US policies ‘disaster’ for middle class

The economic policies of the United States during the last two decades have been an “unmitigated disaster” for middle class working Americans, a political commentator in Phoenix says.   

The federal government has attempted to “mask” the economic troubles by “printing massive amounts of money,” instead of changing the failed polices to “cure the underlying structural problems within the US economy,” said Mike Harris, financial editor at Veterans Today.

Harris argued that the US government has made some terrible mistakes that have contributed to the current economic crisis, including signing over a dozen free trade agreements, which resulted in the outsourcing of US manufacturing.

He also said “non-enforcement of immigration laws” has further complicated the situation by creating “competition” between American workers and millions of undocumented immigrants who are willing to work for less compensation.

“There has been some recent job creation but the jobs that are created are paying 25 percent to 35 percent less than the jobs that were lost,” Harris added.

Unless the federal government changes these polices, the analyst said, “we are going to have another decade of tepid growth if any growth in this country and this may end up to be a very protracted time of economic stagnation and shrinkage within the US economy.”

The nonpartisan Congressional Budget Office (CBO) on Wednesday raised its estimate for this year’s federal deficit to $506 billion, while slashing its growth forecast for the US economy.

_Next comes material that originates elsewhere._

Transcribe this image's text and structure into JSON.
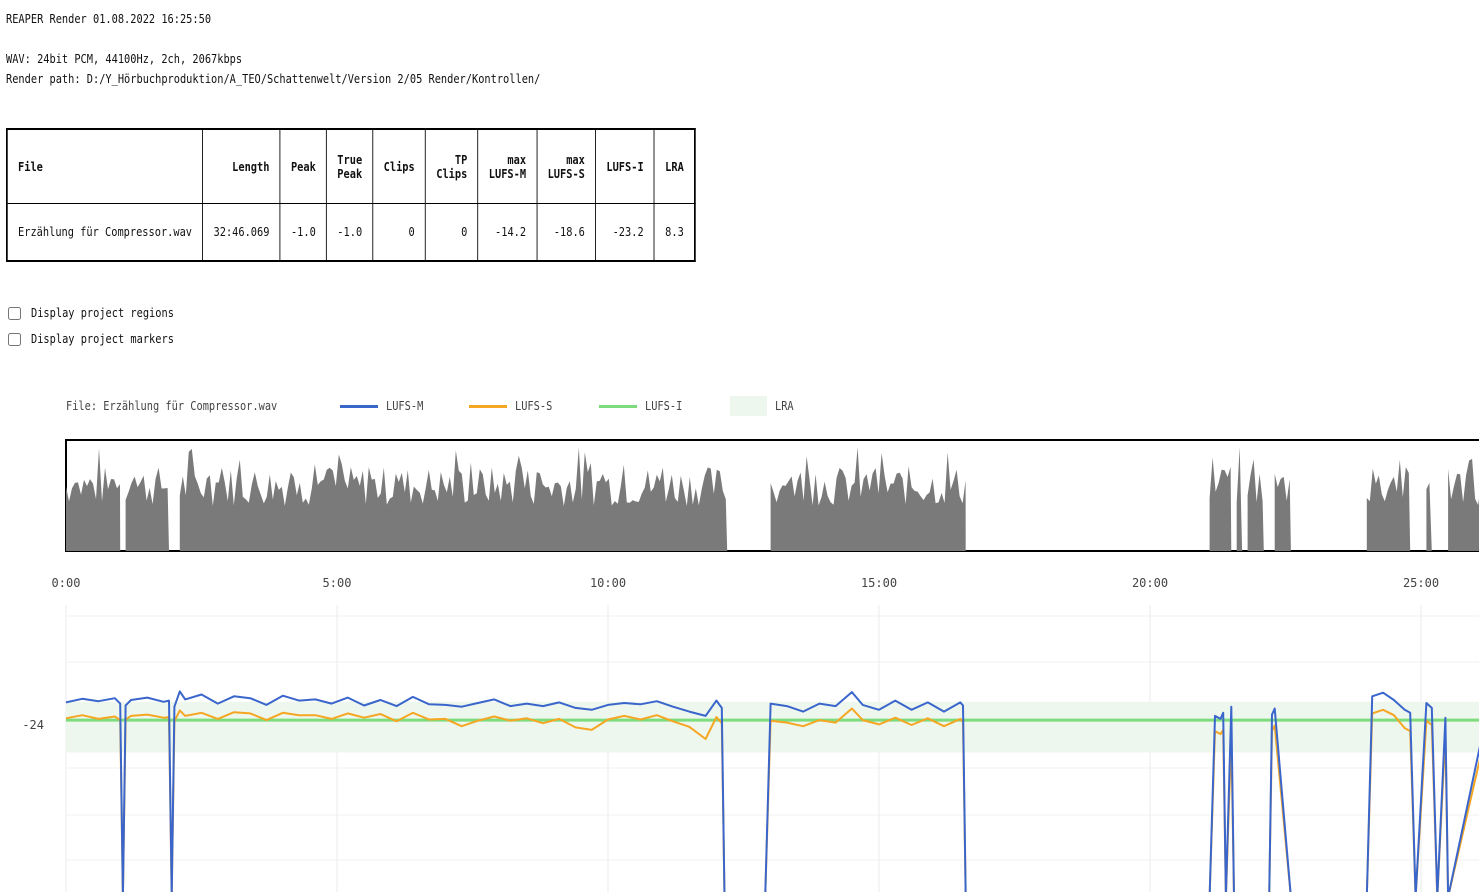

The new estimate is $14 billion more than the budget office’s last report in April which had projected the deficit for fiscal 2014 to hit $492 billion on September 30. The US government’s fiscal year runs from October through September.

The new estimate is largely a result of lower-than-expected revenues for the year, in part because receipts from corporate income taxes are $37 billion less than expected.

The CBO said that over the long term, “the large and increasing amount of federal debt would have serious negative consequences” including the risk of a crisis that could raise interest rates.